Traces of Red Review

Traces of Red

by Kim Newman |
Published on
Release Date:

01 Jan 1992

Running Time:

105 minutes

Certificate:

15

Original Title:

Traces of Red

Florida cop James Belushi lies dead with a bullet in his chest narrating the story of how he got into such a sorry state. A carefree stud who's having an affair with wealthy widow Lorraine Bracco but isn't averse to the occasional night of saxophone-scored sin with a waitress, Belushi is somewhat upset when several of the babes he has been bouncing on turn up naked and stabbed.

On top of that, he's receiving threatening poems from the killer, his politically ambitious brother (William Russ) wants to cover the scandal up, Bracco is acting really suspicious and uses the same brand of lipstick found on the poems, and his happily married partner (Goldwyn) is starting to be tempted by the available Bracco.

Obviously intended as some kind of an "erotic thriller", this substitutes a heavy reliance on the burbling horn section for actual steaminess, with the decidedly tubby Belushi hardly qualifying as the epitome of a smouldering sex god and a pretty rough-looking Bracco indulging in an especially silly bedsheet session with the bewildered Goldwyn. Meanwhile, back at the plot, things get stranger, with a succession of ridiculous coincidences, laughable revelations (including an opportunist sub-plot about child-abuse) and predictable slashings, setting up an absurd double-whammy ending that requires you to swallow contrivances so blatant even Alfred Hitchcock wouldn't let them into a movie.

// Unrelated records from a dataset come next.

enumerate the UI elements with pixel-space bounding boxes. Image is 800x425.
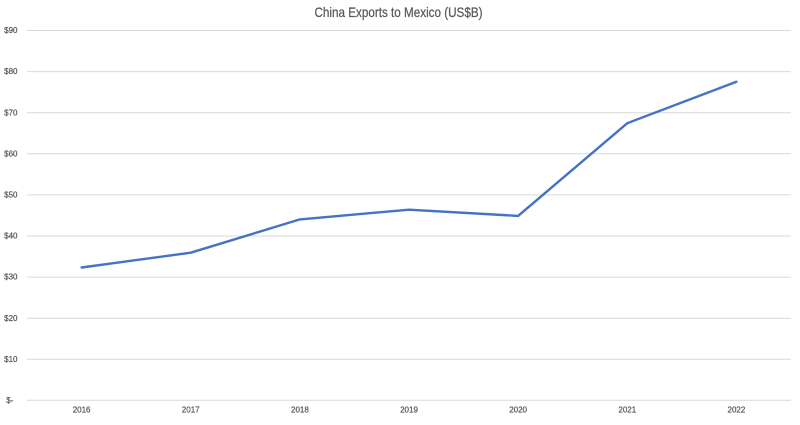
- svg-text:China Exports to Mexico (US$B): China Exports to Mexico (US$B): [315, 5, 483, 20]
- svg-text:$30: $30: [4, 273, 18, 282]
- svg-text:$50: $50: [4, 191, 18, 200]
- svg-text:2019: 2019: [400, 406, 418, 415]
- svg-text:2017: 2017: [182, 406, 200, 415]
- svg-text:$10: $10: [4, 355, 18, 364]
- svg-text:$-: $-: [6, 396, 13, 405]
- svg-text:$20: $20: [4, 314, 18, 323]
- svg-text:2016: 2016: [73, 406, 91, 415]
- svg-text:2018: 2018: [291, 406, 309, 415]
- svg-text:$80: $80: [4, 67, 18, 76]
- svg-text:$60: $60: [4, 149, 18, 158]
- svg-text:2022: 2022: [728, 406, 746, 415]
- svg-text:$40: $40: [4, 232, 18, 241]
- svg-text:2021: 2021: [618, 406, 636, 415]
- svg-text:2020: 2020: [509, 406, 527, 415]
- svg-text:$90: $90: [4, 26, 18, 35]
- svg-text:$70: $70: [4, 108, 18, 117]
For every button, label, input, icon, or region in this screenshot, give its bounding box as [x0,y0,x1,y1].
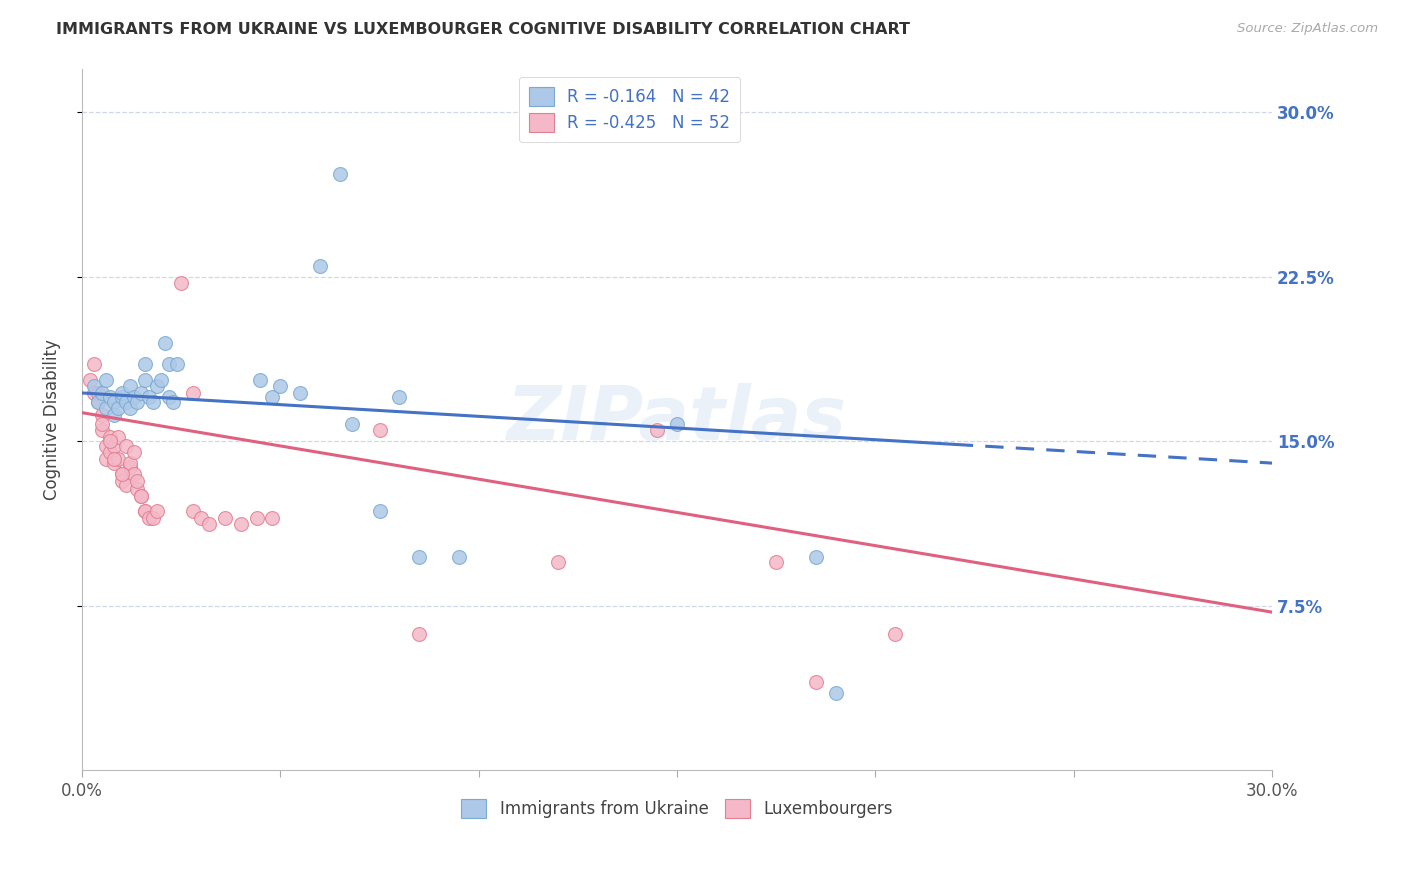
Point [114,478,136,492]
Point [824,686,846,700]
Point [127,394,149,409]
Point [111,390,134,404]
Point [122,390,145,404]
Point [884,627,907,641]
Point [90,386,112,401]
Point [114,439,136,453]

On DVD this might just be passable on the strength of its surprisingly talented cast (just how did Bracco fall from the Oscar-nominated heights of Goodfellas to this kind of cheap tackiness?), but as a cinema release it's dead in the water.

While the dumb but complex plot provides entertainment, the whole thing is thrown together with such shoddiness that it's hard to watch, and, with its truly horrible musak accompaniment, nearly impossible to listen to.